Post-Peer Review Survey
Following the peer review meetings, scientist and consumer reviewers complete an online survey and evaluation form to provide feedback on the experience, the process, and the areas that could use improvement (Salzer, 2016b). CDMRP informed the committee that the survey includes reviewer demographics; satisfaction with the process, including whether consumers are engaged; an evaluation of pre-meeting support (including logistics, webinars, and review guidance) and the technological interfaces used for review; and whether reviewers have recently submitted an application to another CDMRP research program or to another award mechanism in the same research program. Scores and comments are compiled and used by the peer review contractor and CDMRP program managers to assess the peer review process and to evaluate the program announcement for future modifications—for example, to clarify overall intent of the award, focus areas, or peer review criteria. Other aspects may be discussed at the program’s subsequent vision setting meeting (Salzer, 2016a).
CDMRP stated that program managers have an opportunity to add program-specific or award mechanism–specific questions as needed to the post-review survey.
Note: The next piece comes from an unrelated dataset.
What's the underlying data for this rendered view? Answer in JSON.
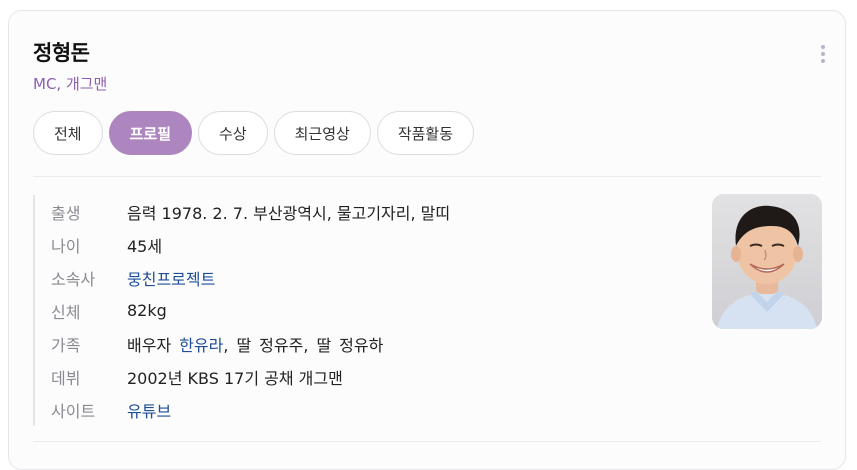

For example, Box 5-1 shows the questions that were added to the post-peer review survey for the Amyotrophic Lateral Sclerosis Research Program at CDMRP’s request in 2014 and 2015.
The committee requested a copy of the post-peer review survey as well as the aggregated responses from a sample program. However, neither the survey nor the aggregate sample results were provided because the post-peer review survey is owned by and considered a deliverable by the peer review support contractor.
The consumer reviewers meet separately as a group at the end of the meeting to debrief on their experience and provide feedback to CDMRP through the consumer review administrator on how the experience could be improved (CDMRP, 2016f). Questionnaires are used to evaluate the mentor program and other consumer aspects of the CDMRP program. The results of the questionnaires were not available to the committee, but individual testimony from consumers who attended the committee’s open sessions as well as consumers and scientists who responded to the committee’s solicitation of input reported that consumers’ input to the peer review process was helpful.